Looking forward to the next installment!

The Golden Compass:

THE MUSIC REVIEW: Alexandre Desplat has composed a score for The Golden Compass which may skirt the boundaries a bit too close to fantasy-genre cliches, but for me sets an excellent tone and shows a lot of nuance and compositional skill. I recently complained somewhat about Alan Silvestri's score to Beowulf which seemed to me to be holding back a lot for a film and subject matter which was excitingly over-the-top. Desplat's work for this film is in a lot of ways what I wish Silvestri had done. The orchestral scale and intensity of scoring really fit the scope of The Golden Compass and did so in such a way which reflected both the childish and adult characteristics at play on screen. That is not to say that it is entirely without some problems. For example, the opening sequence seemed to me to be a bit derivative of Howard Shore's lighthearted "Shire" cues in the Lord of the Rings - and if not that then perhaps Edvard Grieg's "Morning Mood". Those comparisons might be a bit extreme, but the opening certainly played up this extremely innocent, childish and folksy quality which really didn't exist in the context of the film at large - although what music was there, was well written. I would have liked to have heard more leitmotif development up front and the establishment of an alternate-dimension time and place - more magic. Beyond that, the cliche that bugged me might very well be a pet peeve that only applies to me, but in the first sequence of Lyra and Ms.
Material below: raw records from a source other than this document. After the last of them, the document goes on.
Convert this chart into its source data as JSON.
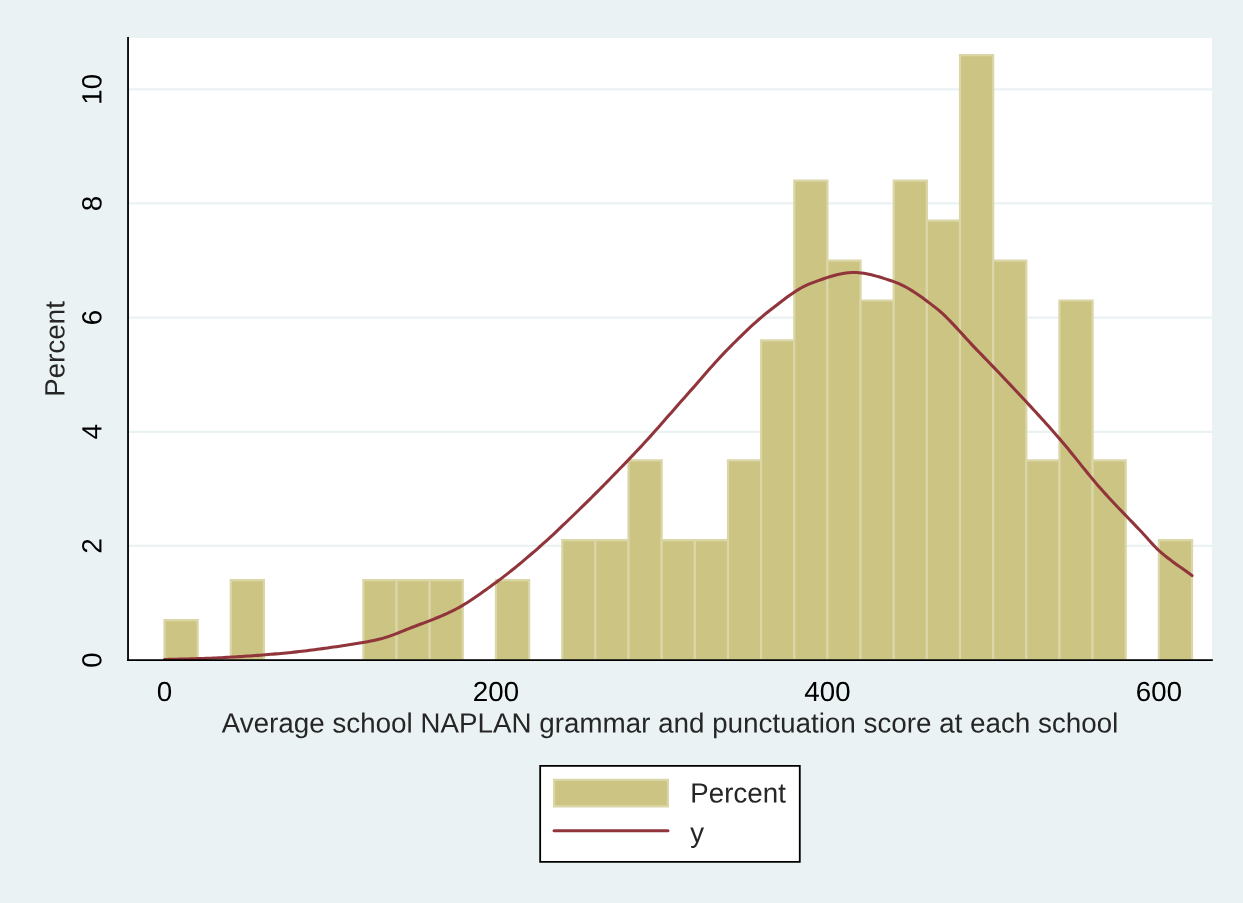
{
  "chart_data": {
    "type": "histogram",
    "xlabel": "Average school NAPLAN grammar and punctuation score at each school",
    "ylabel": "Percent",
    "bins": [
      0,
      20,
      40,
      60,
      80,
      100,
      120,
      140,
      160,
      180,
      200,
      220,
      240,
      260,
      280,
      300,
      320,
      340,
      360,
      380,
      400,
      420,
      440,
      460,
      480,
      500,
      520,
      540,
      560,
      580,
      600,
      620
    ],
    "series": [
      {
        "name": "Percent",
        "color": "#cbc482",
        "values": [
          0.7,
          0,
          1.4,
          0,
          0,
          0,
          1.4,
          1.4,
          1.4,
          0,
          1.4,
          0,
          2.1,
          2.1,
          3.5,
          2.1,
          2.1,
          3.5,
          5.6,
          8.4,
          7.0,
          6.3,
          8.4,
          7.7,
          10.6,
          7.0,
          3.5,
          6.3,
          3.5,
          0,
          2.1
        ]
      },
      {
        "name": "y",
        "type": "line",
        "color": "#90353b",
        "x": [
          0,
          25,
          50,
          75,
          100,
          130,
          150,
          175,
          200,
          225,
          250,
          275,
          290,
          315,
          340,
          365,
          390,
          416,
          440,
          465,
          490,
          515,
          540,
          565,
          590,
          600,
          620
        ],
        "values": [
          0.01,
          0.03,
          0.07,
          0.13,
          0.22,
          0.37,
          0.58,
          0.88,
          1.36,
          1.95,
          2.63,
          3.36,
          3.82,
          4.64,
          5.45,
          6.12,
          6.6,
          6.79,
          6.63,
          6.18,
          5.44,
          4.68,
          3.88,
          3.0,
          2.23,
          1.92,
          1.48
        ]
      }
    ],
    "xlim": [
      -22,
      632
    ],
    "ylim": [
      0,
      10.9
    ],
    "xticks": [
      0,
      200,
      400,
      600
    ],
    "yticks": [
      0,
      2,
      4,
      6,
      8,
      10
    ],
    "grid": "y",
    "legend": "bottom",
    "line_style": "solid"
  }
}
Coulter leaving the port in her sky-ship, Desplat touches on an alternating 5th, minor 6th interval in the horns over a sustained major chord - ultimately an inversion of an augmented triad with an added major 7th which I (and you all) have heard in virtually every fantasy film score ever written. This may seem like nitpicking, but it would be quite obvious to you if I pointed it out and as far as I'm concerned could have been more creatively avoided. With all that in mind however, speaking as a composer, all of my beefs with the score smack of heavy-handed director involvement - though I would have to check out more of Desplat's scores to be sure. All in all, the score to The Golden Compass was handled very well and I look forward to hearing more from Alexandre Desplat in the future.